After destructing Nalanda and killing Buddhism in India, Khalji captured Bengal and started spreading Islam. Bengal king Lakshmansena fled without any fight. The invader now started eyeing virgin North-East. He was in a tearing hurry as he deeply desired to be like Mahmud Ghaznavi.
Far in the North-East was Tibet’s ‘forbidden land’, which historically had good trade relations with Bengal, Bhutan and Kamrup (Assam) along the Tea-horse route. Tibet had prized possession of rugged horses just like that of Central Asia. Since it is near Bengal, Khilji wanted to wrest this route and with this, he thought he would be able to control part of the strategic Silk route. Kamrup was named after the Hindu god of love, Kamadeva. In this region only, Lord Shiva killed him with his third eye for breaking his tapasya.
In c. 1206, Khalji planned to raid Tibet via Kamrup with his 10,000 ghazis to take control of the region, get rid of the Buddhist monks fled there from Nalanda and spread Islam in hitherto virgin mountains. So far, none of the rulers had even attempted to spread Islam high in the mountains. The majhab has been limited either to deserts or to the plains. The expedition was guided by Ali Mech, a Kachari tribal chief who had converted to Islam just a year ago in 1205. He is considered the first Muslim convert in Assam and a father figure of Deshi Muslims of the region. As was the wont of every convert, he became staunch anti-Hindu soon after.
On his way to Tibet, he crossed the regions of Kamrup, and there he invited the Hindu king Prithu to join him on the plundering expedition. However, the latter refused but allowed Khilji to use his territory for trespassing. Turkish army quickly reached Chumbi valley in Tibet (wedged between Sikkim and Bhutan) without resistance.
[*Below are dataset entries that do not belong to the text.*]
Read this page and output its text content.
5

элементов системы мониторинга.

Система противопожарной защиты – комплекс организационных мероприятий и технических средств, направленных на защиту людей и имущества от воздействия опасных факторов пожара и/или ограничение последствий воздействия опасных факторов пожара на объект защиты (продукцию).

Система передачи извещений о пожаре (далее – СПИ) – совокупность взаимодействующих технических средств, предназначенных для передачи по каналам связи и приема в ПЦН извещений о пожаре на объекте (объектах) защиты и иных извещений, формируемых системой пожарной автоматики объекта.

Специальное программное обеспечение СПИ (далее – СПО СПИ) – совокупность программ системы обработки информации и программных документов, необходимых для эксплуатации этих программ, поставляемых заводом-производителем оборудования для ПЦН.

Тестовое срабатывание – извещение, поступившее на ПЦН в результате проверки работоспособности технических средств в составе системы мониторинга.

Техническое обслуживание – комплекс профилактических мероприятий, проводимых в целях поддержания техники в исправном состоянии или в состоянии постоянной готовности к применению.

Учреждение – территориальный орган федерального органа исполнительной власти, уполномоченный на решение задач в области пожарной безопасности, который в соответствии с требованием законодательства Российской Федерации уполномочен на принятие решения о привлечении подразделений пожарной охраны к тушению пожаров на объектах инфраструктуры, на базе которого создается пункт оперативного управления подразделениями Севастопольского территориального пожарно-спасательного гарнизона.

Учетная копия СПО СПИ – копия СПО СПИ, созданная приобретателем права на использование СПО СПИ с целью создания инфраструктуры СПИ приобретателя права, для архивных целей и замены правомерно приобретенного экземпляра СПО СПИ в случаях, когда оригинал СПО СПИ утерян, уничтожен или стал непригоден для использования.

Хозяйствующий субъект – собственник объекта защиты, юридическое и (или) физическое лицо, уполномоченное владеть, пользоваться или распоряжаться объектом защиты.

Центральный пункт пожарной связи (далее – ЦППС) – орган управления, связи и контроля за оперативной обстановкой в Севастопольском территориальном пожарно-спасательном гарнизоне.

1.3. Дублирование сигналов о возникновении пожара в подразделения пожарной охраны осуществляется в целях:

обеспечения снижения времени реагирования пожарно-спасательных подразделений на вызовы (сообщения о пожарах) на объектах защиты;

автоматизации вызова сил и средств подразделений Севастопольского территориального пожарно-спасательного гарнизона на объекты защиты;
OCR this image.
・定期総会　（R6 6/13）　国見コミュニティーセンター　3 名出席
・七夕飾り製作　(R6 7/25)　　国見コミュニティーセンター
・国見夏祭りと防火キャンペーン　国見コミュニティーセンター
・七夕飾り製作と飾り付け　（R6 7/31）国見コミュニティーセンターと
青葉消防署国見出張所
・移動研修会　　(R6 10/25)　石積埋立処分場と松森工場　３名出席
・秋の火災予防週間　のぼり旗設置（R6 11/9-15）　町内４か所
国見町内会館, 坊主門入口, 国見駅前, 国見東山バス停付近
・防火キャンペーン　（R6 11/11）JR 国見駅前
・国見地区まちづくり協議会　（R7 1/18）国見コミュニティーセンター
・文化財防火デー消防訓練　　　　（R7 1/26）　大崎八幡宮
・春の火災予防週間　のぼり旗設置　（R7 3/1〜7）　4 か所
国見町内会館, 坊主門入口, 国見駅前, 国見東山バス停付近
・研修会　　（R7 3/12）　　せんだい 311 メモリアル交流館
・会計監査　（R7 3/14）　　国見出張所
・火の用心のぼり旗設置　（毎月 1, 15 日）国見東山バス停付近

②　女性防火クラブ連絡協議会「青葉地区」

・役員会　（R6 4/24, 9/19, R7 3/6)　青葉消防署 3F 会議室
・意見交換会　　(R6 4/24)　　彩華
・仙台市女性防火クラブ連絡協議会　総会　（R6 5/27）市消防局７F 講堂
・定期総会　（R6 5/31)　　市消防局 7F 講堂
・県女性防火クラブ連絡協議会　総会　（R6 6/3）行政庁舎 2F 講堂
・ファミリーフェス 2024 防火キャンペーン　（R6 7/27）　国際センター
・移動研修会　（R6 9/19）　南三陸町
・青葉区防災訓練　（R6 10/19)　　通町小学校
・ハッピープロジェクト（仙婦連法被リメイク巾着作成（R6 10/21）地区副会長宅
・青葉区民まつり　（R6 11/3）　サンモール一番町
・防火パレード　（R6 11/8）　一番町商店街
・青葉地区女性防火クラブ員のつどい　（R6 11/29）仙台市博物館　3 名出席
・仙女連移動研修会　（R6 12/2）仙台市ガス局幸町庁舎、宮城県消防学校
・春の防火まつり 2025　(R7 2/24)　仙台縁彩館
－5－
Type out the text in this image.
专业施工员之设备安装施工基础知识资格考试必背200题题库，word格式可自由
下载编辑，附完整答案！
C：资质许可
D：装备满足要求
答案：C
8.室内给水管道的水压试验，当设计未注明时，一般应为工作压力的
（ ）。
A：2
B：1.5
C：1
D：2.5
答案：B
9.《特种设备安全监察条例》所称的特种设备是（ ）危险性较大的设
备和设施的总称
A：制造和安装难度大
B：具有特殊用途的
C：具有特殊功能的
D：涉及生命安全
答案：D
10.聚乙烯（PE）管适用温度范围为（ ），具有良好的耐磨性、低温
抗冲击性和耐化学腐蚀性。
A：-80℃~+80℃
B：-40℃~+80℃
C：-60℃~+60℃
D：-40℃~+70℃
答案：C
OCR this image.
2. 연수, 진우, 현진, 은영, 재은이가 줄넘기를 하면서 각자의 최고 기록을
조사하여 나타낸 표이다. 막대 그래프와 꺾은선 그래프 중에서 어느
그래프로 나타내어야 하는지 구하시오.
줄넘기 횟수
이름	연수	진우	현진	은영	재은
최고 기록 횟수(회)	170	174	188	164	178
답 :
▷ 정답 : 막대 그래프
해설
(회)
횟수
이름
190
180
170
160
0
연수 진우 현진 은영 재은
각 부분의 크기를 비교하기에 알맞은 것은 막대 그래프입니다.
Soon the reason for the lack of confrontation would become evident. The unfamiliar cold mountain passes were no game for Khilji’s army as they lost their way. The Tibetan army then decided to attack guerrilla-style, forcing his army to retreat in a rare defeat. While returning, the Kamrup army blocked the roads, cut off his supplies, and inflicted enormous casualties on Khilji’s army near present Siliguri.
An inscription near Guwahati records the complete defeat of Turks on 27th March 1206. Prithu took many Muslim soldiers prisoner; however, he was also inflicted with Prithviraj syndrome. All were subsequently given a pardon and asked to settle in Assam. Prithu lovingly called them Gaudia as they originally came from Gaud or Ghor. Even now, Muslims in Assam are called Gaudia. After the dust settled, these soldiers started converting local Hindu Assamese people to Islam. The Hindu generosity, wholly unnecessarily here, was showered on the wrong people at the wrong time.
This way, the Tibetan and Kamrup armies defeated Khalji squarely by using strategic deception and he was forced to retreat to Bengal after nearly losing all his 10,000 ghazis. During withdrawal, he was reduced to such misery that he did not even have anything to eat, so much so that he was forced to kill his beloved horse and eat it. He subsequently went into depression and was soon murdered by Ali Mardan, his trusted commander. This defeat proves that the Turks were not invincible when fought with enough deception and subterfuge.
With surplus looted funds, he built several mosques and madrassas over the temples. As one would expect, he is duly credited for converting Bengal into a Muslim majority province. For this reason, he is immortalized in Bangladesh and treated with the highest respect. His conquest began 500 years of Islamic rule on Bengal which ended with the Battle of Plassey in 1757.
In India, too, the railway station of Nalanda is ironically named Bakhtiyarpur for his services of brutality. Prithu, however, remains unsung.